You can't do post hocs in the Repeated measures modules in JASP for within subject variables. So I would just do a series of paired samples t-tests and adjust your alpha with a simple Bonferroni correction.
Hi, thanks for this video. It helps me a lot, but I still have a question (btw, i'm belgian so french native speaker and maybe I didn't understand everything).
So, for my thesis, I have to do a repeated measures ANOVA. And my datas are randomised.
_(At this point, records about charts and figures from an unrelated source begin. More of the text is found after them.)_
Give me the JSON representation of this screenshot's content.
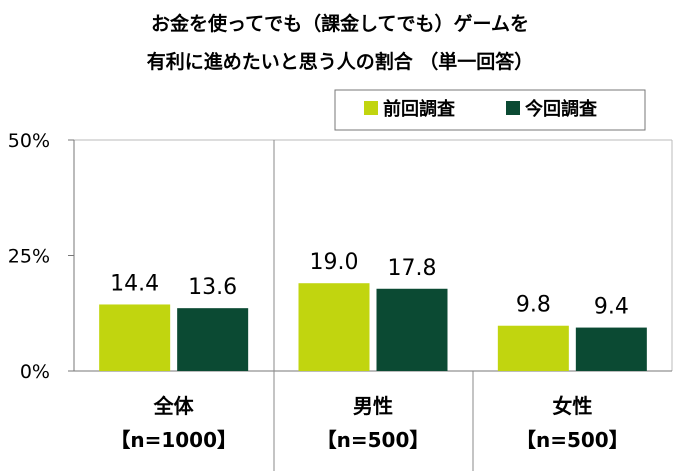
{
  "chart_data": {
    "type": "bar",
    "title": [
      "お金を使ってでも（課金してでも）ゲームを",
      "有利に進めたいと思う人の割合 （単一回答）"
    ],
    "categories": [
      "全体",
      "男性",
      "女性"
    ],
    "category_notes": [
      "【n=1000】",
      "【n=500】",
      "【n=500】"
    ],
    "series": [
      {
        "name": "前回調査",
        "values": [
          14.4,
          19.0,
          9.8
        ],
        "labels": [
          "14.4",
          "19.0",
          "9.8"
        ],
        "color": "#c1d50f"
      },
      {
        "name": "今回調査",
        "values": [
          13.6,
          17.8,
          9.4
        ],
        "labels": [
          "13.6",
          "17.8",
          "9.4"
        ],
        "color": "#0b4a33"
      }
    ],
    "ylim": [
      0,
      50
    ],
    "yticks": [
      0,
      25,
      50
    ],
    "ytick_labels": [
      "0%",
      "25%",
      "50%"
    ],
    "xlabel": "",
    "ylabel": "",
    "legend_position": "top-right",
    "grid": false
  }
}
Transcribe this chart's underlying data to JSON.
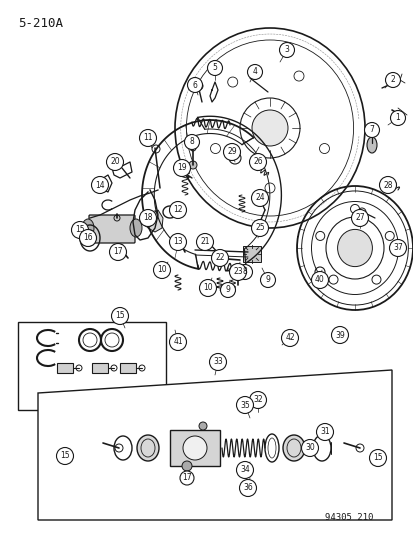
{
  "title": "5-210A",
  "catalog_number": "94305 210",
  "bg_color": "#ffffff",
  "line_color": "#1a1a1a",
  "fig_width": 4.14,
  "fig_height": 5.33,
  "dpi": 100
}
I have to know if there are an order effect or not (Variable : Condition 1 (O then M) - 2 (M then O)).
The name of "RM factor 1" is "nursing home types"; with "level 1" = "CCNH" and "level 2" = "CNH".
My question is: to know if there are an order effect or not, do I have to put the variable "Condition" in "Between Subject Factors" ?
Hope my question is clear and that you may help me. Have a nice day!
Hi--from what I can gather from your description, to see if you have any order effects, yes you'll input your Condition variable in the Between-subjects box. This will tell you whether your counterbalancing was effective or not. You're looking for a null effect for that one specifically; that way you can rule our any order effects.
Cheers!
@@AlexanderSwan Great, thanks a lot!
came here to study, why do I hear Childe Snezhnaya talking 😭. Thank you so much for this!